Huc-Mazelet Luquiens

Huc-Mazelet Luquiens (1881–1961) was an American printmaker, painter and art educator who was born June 30, 1881 in Massachusetts to Jules Luquiens a French-speaking Swiss and Emma Clark who was born in Ohio.

He graduated from Yale University where he conventional training in art, earning both a bachelor of arts and master of Good arts degrees. At Yale, he served on the editorial board of and contributed illustrations to campus humor magazine The Yale Record. After Yale, he continued his studies in Paris at the École Nationale Supérieure des Beaux-Arts and at the Académie Julian.

In New England, Luquiens focused his etchings upon portraiture and architectural. In search of portrait commissions, he came to Hawaii in 1917 to visit his sister, who had married into the Judd family. The island landscapes proved irresistible, and Luquiens produced numerous studies. He is known for naming the Volcano School of Hawaiian painting the 'Little Hawaiian Renaissance'. After teaching at the Punahou School for some years, he was hired as the first researcher of art at the University of Hawaii where he is certified with the formation of the department and served as its seat from 1936-1945. Among the instructors who associated him were Ben Norris, Henry H. Rempel, Millard Sheets and Frederik Taubes. Norris calls Luquiens “the dean of Hawaiian artists of his generation and its professional leader in a very real way.” During his life, Luquiens was extremely active in community affairs nearly nature and art. He co-founded the organization, Honolulu Printmakers, which continues today. Huc-Mazelet Luquiens died in Honolulu in 1961.

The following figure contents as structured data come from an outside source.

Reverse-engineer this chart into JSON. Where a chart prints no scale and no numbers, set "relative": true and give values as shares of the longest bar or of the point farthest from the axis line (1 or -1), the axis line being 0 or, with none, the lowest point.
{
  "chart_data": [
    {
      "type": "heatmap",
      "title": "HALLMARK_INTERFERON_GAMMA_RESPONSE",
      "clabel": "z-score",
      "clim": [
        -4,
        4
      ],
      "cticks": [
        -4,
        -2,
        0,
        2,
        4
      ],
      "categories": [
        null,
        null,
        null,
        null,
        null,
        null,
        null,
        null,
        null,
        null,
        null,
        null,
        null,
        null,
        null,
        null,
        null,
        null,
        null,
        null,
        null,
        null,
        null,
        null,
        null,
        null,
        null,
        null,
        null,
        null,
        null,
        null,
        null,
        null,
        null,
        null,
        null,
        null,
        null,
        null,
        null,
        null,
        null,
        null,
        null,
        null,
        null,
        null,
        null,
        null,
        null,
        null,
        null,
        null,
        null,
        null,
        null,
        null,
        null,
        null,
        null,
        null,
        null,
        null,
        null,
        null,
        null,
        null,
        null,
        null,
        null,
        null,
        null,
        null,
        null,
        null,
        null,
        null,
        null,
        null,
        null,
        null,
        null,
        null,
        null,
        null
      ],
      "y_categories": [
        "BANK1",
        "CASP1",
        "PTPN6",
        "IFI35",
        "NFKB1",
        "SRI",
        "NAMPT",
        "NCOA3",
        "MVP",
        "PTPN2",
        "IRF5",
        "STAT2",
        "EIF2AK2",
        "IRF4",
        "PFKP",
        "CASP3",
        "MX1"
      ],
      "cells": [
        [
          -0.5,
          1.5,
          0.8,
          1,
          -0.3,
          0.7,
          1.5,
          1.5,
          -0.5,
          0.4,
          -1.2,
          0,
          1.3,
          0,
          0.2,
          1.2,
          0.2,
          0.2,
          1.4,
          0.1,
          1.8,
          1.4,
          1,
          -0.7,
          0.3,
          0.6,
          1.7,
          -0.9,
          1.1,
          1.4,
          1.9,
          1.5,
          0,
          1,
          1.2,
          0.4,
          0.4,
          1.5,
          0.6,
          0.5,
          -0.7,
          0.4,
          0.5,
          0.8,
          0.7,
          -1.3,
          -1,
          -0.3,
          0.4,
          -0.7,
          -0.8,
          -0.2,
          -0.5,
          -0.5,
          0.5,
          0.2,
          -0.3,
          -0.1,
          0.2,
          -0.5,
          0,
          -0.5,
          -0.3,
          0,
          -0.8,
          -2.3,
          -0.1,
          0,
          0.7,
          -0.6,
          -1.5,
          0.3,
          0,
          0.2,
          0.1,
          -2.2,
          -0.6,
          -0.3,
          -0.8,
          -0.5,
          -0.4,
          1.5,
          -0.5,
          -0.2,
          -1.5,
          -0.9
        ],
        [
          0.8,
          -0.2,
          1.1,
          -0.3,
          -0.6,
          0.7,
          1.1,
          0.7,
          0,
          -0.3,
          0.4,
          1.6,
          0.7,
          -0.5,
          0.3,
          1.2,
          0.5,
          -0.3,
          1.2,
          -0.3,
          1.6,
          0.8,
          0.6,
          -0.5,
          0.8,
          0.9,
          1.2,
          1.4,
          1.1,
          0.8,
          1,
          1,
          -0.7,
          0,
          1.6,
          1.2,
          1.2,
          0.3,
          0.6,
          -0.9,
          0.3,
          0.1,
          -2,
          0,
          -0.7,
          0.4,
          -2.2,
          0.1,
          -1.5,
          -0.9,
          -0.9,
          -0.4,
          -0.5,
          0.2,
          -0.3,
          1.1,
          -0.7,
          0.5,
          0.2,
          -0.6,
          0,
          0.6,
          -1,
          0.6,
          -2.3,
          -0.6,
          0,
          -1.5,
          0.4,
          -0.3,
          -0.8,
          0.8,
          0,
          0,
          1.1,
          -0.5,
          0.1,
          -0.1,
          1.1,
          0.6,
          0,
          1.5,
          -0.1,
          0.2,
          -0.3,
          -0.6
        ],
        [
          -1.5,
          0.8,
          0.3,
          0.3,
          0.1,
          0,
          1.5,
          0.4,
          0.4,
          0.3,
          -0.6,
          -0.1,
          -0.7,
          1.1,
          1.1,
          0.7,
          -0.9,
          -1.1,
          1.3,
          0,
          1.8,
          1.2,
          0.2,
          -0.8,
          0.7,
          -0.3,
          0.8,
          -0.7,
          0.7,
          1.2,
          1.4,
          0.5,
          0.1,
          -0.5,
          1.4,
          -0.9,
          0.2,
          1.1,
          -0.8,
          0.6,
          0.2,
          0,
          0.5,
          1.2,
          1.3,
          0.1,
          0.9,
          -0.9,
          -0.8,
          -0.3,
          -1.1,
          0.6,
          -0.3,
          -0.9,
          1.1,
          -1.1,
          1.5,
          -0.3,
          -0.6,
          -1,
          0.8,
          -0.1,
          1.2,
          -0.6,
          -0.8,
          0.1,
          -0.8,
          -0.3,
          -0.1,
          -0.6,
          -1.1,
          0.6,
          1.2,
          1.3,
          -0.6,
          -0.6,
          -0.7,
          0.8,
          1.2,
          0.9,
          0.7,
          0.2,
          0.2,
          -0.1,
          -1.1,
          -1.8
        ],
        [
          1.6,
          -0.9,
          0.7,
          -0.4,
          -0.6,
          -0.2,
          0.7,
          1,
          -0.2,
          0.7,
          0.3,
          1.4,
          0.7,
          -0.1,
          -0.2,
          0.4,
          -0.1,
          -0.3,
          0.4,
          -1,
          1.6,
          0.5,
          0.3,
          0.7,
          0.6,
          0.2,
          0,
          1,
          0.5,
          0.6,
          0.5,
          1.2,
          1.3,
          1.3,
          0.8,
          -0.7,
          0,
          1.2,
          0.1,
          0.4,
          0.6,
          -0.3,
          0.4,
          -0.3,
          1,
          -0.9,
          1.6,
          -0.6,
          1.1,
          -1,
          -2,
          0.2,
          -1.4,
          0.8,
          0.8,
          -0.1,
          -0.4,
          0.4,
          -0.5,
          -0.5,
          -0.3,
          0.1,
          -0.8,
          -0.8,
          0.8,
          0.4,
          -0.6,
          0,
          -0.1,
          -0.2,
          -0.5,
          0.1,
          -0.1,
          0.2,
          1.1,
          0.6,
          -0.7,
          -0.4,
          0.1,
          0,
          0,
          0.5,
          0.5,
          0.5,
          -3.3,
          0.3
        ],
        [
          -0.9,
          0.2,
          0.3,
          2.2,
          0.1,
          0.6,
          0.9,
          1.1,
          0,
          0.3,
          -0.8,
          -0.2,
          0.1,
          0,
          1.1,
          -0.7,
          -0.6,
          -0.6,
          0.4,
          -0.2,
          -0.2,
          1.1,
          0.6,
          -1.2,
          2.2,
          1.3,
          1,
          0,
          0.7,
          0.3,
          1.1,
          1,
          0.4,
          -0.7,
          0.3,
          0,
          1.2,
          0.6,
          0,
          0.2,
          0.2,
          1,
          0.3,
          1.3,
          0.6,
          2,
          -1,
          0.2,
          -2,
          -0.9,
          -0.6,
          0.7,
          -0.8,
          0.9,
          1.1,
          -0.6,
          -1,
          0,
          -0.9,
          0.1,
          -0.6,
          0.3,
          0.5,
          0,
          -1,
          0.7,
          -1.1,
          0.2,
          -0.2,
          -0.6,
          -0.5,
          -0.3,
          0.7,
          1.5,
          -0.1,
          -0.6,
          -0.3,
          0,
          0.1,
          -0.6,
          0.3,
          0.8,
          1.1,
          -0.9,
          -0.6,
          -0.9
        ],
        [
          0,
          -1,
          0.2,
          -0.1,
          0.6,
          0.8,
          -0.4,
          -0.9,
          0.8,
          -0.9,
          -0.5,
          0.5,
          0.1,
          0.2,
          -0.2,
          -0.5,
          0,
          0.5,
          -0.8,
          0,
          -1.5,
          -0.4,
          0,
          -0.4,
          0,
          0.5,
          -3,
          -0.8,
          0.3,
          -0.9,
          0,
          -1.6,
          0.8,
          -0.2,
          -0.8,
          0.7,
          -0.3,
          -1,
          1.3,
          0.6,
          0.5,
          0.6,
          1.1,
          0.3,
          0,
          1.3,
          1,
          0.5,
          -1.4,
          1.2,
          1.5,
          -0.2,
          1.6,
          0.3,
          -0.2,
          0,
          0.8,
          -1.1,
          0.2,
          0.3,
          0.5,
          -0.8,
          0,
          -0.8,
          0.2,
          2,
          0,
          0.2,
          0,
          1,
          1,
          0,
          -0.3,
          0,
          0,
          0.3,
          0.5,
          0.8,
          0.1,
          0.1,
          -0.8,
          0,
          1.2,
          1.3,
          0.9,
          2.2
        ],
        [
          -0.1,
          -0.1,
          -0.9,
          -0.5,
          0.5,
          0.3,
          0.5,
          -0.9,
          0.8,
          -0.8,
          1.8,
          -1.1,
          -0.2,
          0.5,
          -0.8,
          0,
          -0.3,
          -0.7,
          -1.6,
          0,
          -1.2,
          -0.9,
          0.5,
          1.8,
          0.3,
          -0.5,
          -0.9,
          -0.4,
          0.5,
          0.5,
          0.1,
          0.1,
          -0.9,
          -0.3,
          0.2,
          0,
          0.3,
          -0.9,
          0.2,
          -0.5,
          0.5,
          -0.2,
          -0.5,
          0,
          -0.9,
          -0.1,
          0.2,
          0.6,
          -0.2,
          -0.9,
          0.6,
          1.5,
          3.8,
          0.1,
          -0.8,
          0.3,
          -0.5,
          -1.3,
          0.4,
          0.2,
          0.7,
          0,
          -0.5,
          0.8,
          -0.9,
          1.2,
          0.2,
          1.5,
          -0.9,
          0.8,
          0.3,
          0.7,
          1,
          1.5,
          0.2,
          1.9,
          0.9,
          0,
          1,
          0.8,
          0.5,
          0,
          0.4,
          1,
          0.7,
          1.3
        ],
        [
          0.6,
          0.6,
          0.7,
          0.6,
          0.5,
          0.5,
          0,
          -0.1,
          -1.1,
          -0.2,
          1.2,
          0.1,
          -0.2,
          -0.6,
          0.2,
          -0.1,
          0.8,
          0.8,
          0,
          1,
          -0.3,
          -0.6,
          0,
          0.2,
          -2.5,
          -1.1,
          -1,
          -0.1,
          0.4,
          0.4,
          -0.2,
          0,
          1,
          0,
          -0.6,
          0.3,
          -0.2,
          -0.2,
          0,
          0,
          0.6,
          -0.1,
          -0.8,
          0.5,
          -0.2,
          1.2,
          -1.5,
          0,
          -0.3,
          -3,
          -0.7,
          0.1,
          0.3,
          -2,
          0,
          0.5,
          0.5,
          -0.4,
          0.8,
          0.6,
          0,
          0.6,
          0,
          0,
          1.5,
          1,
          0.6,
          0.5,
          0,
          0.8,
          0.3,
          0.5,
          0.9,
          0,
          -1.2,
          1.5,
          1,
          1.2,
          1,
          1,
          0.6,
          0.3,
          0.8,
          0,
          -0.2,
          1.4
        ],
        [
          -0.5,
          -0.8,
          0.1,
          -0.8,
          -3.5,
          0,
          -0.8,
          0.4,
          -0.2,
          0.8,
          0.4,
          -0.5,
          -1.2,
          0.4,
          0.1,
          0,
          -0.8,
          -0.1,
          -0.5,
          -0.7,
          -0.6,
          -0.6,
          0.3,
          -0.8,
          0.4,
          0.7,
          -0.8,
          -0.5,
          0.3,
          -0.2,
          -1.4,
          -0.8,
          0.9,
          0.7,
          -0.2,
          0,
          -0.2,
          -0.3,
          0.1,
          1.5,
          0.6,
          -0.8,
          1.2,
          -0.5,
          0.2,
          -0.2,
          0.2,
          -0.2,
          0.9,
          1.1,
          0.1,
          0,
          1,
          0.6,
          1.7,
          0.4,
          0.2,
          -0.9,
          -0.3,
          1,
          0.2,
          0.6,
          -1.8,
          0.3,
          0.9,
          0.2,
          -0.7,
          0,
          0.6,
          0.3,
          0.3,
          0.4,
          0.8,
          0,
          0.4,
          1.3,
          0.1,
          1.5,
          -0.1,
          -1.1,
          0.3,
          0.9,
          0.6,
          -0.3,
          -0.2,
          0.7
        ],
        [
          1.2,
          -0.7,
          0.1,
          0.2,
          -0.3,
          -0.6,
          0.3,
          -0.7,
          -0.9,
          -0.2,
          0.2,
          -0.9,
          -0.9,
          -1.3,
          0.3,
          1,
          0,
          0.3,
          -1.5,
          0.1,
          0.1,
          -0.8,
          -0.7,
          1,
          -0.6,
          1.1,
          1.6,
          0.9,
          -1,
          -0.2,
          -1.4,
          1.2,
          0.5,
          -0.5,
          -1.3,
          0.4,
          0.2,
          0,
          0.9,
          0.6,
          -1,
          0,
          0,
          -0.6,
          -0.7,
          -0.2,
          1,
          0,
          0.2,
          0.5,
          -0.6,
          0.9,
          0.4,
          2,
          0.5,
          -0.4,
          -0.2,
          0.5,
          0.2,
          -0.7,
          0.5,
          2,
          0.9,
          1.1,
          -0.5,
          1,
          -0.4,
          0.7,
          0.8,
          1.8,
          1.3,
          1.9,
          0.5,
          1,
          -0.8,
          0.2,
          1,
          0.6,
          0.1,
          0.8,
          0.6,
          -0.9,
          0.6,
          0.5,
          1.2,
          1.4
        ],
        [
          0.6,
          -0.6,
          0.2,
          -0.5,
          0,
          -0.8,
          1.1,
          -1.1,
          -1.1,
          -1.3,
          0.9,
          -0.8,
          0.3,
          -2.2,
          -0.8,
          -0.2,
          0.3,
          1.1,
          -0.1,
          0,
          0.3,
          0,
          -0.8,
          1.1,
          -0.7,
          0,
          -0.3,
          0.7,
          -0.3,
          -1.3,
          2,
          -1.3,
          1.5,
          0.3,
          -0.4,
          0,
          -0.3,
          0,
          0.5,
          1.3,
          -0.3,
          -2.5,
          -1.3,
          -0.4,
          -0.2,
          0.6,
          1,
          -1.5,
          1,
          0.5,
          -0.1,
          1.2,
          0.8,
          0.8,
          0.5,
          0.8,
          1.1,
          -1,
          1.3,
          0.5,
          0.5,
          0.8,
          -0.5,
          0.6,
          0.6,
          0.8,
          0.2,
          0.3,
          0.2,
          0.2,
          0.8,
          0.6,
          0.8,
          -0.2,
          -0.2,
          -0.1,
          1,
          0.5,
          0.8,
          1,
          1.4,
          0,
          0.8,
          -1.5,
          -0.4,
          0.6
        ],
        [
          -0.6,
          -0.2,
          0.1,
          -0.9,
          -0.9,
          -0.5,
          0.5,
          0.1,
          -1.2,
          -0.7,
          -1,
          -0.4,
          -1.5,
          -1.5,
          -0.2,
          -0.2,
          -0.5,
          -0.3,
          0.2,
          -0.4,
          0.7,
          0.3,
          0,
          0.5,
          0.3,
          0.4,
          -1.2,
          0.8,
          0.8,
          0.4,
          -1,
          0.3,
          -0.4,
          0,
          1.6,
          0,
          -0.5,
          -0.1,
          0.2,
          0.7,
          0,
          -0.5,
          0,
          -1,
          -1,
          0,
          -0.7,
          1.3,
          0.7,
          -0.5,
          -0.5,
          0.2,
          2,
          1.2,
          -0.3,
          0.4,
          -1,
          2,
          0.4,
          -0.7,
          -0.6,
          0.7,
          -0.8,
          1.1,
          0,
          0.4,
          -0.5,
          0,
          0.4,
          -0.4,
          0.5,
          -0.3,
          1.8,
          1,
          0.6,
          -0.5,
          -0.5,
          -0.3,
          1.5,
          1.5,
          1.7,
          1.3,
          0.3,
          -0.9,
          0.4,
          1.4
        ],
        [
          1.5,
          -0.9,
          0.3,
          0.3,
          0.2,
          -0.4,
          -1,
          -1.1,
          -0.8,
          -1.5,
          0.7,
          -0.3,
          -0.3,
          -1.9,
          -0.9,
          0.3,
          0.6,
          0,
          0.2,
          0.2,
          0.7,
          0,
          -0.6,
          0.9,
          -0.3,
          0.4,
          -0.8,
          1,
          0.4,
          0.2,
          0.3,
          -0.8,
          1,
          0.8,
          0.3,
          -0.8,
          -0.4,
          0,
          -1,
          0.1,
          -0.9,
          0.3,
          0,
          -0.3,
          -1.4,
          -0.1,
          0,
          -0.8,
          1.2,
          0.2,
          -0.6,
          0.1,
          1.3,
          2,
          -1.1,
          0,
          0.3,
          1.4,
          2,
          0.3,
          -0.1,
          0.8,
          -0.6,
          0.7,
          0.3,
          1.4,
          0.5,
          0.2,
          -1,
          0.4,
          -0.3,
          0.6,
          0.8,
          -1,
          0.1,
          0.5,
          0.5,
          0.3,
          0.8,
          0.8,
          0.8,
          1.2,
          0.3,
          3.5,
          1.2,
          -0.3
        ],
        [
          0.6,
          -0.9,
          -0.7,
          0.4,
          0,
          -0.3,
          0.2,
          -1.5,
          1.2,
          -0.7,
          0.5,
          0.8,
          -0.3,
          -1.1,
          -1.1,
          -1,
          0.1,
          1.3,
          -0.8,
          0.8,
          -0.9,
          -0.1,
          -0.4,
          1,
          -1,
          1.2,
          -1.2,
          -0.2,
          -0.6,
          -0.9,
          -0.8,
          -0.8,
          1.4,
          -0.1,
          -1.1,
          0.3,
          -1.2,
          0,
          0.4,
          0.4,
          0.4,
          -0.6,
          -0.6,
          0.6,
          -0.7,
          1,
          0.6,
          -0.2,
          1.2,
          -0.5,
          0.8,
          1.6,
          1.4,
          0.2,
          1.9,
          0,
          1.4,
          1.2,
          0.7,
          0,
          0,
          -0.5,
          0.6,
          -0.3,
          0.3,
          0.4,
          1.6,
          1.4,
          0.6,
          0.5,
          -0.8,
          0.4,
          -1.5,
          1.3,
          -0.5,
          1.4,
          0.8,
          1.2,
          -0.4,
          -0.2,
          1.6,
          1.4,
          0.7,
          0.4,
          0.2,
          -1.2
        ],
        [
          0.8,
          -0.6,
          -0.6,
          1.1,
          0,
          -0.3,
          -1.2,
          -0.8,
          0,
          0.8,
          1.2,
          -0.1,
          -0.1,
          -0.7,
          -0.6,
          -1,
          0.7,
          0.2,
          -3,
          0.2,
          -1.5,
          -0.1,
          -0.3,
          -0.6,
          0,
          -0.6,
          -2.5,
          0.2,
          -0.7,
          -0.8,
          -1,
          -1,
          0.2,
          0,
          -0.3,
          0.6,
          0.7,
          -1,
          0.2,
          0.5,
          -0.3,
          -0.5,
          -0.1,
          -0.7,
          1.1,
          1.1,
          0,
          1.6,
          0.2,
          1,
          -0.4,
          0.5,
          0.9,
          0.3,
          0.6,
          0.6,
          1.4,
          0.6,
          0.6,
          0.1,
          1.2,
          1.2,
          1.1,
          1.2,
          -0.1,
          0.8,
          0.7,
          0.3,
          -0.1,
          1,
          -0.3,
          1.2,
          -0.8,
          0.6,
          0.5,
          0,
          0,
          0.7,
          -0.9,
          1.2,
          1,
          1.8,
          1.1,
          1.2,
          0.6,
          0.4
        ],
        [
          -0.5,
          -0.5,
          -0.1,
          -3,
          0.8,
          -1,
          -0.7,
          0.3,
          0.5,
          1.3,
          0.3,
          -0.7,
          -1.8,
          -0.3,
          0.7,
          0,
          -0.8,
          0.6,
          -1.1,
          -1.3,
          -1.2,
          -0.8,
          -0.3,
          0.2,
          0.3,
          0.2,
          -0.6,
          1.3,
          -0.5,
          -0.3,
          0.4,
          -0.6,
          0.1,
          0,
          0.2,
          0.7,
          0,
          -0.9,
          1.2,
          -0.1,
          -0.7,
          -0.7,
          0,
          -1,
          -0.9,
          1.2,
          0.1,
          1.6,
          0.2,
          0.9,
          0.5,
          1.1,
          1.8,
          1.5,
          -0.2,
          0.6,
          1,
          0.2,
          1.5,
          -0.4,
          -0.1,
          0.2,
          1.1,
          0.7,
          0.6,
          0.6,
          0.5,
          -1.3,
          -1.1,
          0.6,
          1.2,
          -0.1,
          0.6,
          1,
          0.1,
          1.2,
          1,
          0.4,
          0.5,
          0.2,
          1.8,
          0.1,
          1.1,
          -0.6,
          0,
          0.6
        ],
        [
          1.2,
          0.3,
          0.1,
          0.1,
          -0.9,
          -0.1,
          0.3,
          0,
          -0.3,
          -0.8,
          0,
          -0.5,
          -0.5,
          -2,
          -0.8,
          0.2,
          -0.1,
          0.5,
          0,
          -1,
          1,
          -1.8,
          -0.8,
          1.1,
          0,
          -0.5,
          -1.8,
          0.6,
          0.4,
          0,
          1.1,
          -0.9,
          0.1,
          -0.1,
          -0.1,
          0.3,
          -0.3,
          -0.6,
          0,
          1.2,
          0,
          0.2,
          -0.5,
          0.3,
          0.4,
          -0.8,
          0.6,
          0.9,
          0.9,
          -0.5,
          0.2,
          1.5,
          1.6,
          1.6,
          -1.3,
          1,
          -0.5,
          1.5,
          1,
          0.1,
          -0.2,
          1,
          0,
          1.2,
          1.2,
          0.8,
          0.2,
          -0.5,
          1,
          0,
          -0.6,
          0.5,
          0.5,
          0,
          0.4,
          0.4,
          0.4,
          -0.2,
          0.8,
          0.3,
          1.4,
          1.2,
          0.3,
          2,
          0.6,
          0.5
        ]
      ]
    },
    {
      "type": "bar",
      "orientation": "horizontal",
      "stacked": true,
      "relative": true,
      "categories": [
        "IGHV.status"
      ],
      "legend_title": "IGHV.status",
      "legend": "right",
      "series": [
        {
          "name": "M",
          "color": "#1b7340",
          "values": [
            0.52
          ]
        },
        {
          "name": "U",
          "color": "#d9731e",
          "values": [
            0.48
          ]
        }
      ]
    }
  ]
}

Although best known for his little intaglio prints (such as Banyan - Study), he along with painted in oils (such as Manoa Valley from Round Top). The Bishop Museum (Honolulu, Hawaii), the Butler Institute of American Art (Youngstown, Ohio), the Fine Arts Museums of San Francisco, the Hawaii State Art Museum, the Honolulu Museum of Art, the Isaacs Art Center (Waimea, Hawaii), the Nelson-Atkins Museum of Art (Kansas City, Missouri), the Hilo Art Museum (Hilo, Hawaii), the Isaacs Art Center (Waimea, Hawaii), and the Yale University Art Gallery are in the middle of the public collections holding prints by Huc-Mazelet Luquiens.